Nobody talks about convergence anymore. Eons (months) ago, industry analysts talked about a future where one device part television, part Internet-access device would provide rich, commerce-enabled content for a broadband world.
WebTV was a prototype of this vision, a Net-enabled entertainment center that was a comfortable compromise for broadcast and Internet content providers (audience aggregators). The future of the glowing box that the whole family gathers around in the living room seemed safe.
Since then, however, the convergence model has been replaced by one of divergence, spurred by the advent of wireless devices. In the divergence model, data is distributed to multiple platforms and appliances, depending on the needs of the user. Web content be it music, e-commerce, or news will be served onto multiple platforms: Palm-like devices, household appliances like the refrigerator, the automobile wherever is most appropriate.
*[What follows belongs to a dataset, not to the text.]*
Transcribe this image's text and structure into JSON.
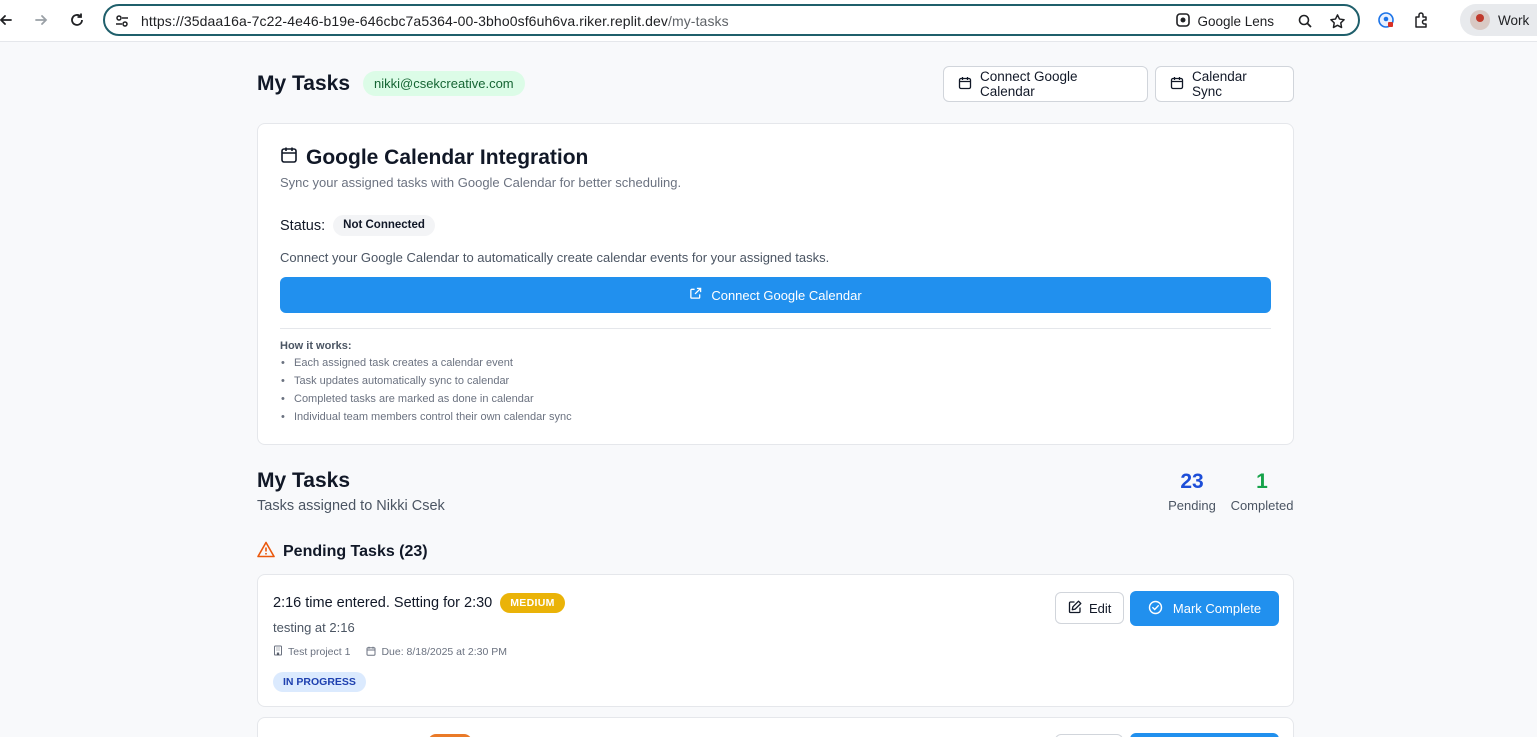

Just as the written word is used on a number of platforms depending on specific needs (the book, the billboard, the business card), Internet bits should adapt to variety of platforms, breaking the shackles of the antiquated browser.
But this multiple-platform world won’t be based in HTML, which is basically a “read-only” medium. Code is being developed and improved that will take advantage of the great developments in Internet-enabled hardware that we are just beginning to see.
A few companies have begun to understand this, and as a result, have changed their strategies to accommodate and respond to this way of thinking about the Internet.
Ever heard of a company named Microsoft? After a punishing battle with the Justice Department stemming from the Browser Wars, in which Microsoft tried to leverage its dominance of the operation-system market to control the gateway to the Internet, the company has changed its strategy to adapt to the world of divergence.
In a speech last week, Bill Gates announced the company’s embrace of XML, a protocol that allows data to be exchanged intelligently among different devices, personalized to the user’s needs. Microsoft plans to dominate a world where the Internet is everywhere.
In the future, the “nexus” of information will shift from a PC-based browser to local, distributed, personalized platforms. Instead of using multiple web sites to gather information, that information will be gathered and assembled for users by intelligent software agents, served to the appropriate device.
The metaphor of the web as individual destinations that people visit will break down, and so will the idea that one web site can personalize everything for everybody. People don’t trust (rightfully) that any one service, be it My Yahoo or mySimon, will objectively personalize services for their needs anyway. Everyone has his or her own miniportal already they’re called bookmarks.
Smart companies have started to use a distributed approach to diversify their business models, straying from the idea that every web site needs to be a destination. Google, esteemed by many as the best search engine on the web, has eschewed the “portal” model that other search engines chased for a fee-for-service and revenue-sharing approach. Instead of trying to aggressively build and monetize their own traffic, Google farms out its searches to other sites in exchange for cash or a split of ad revenue.
Technology and the market are dissolving the web. This has implications for all of us who have learned to communicate and sell in a “come visit us” medium. The battle to provide more value than competitors do (and still make a profit) will become ever more fierce. In an age where machines talk to machines, the consumer will become more powerful to find value in a proliferation of choices.
The Internet is a leap in communication, empowered by technologies that will be continually replaced. The rate of change will only get faster. Those who can’t change along with it, continually, will find themselves obsolete.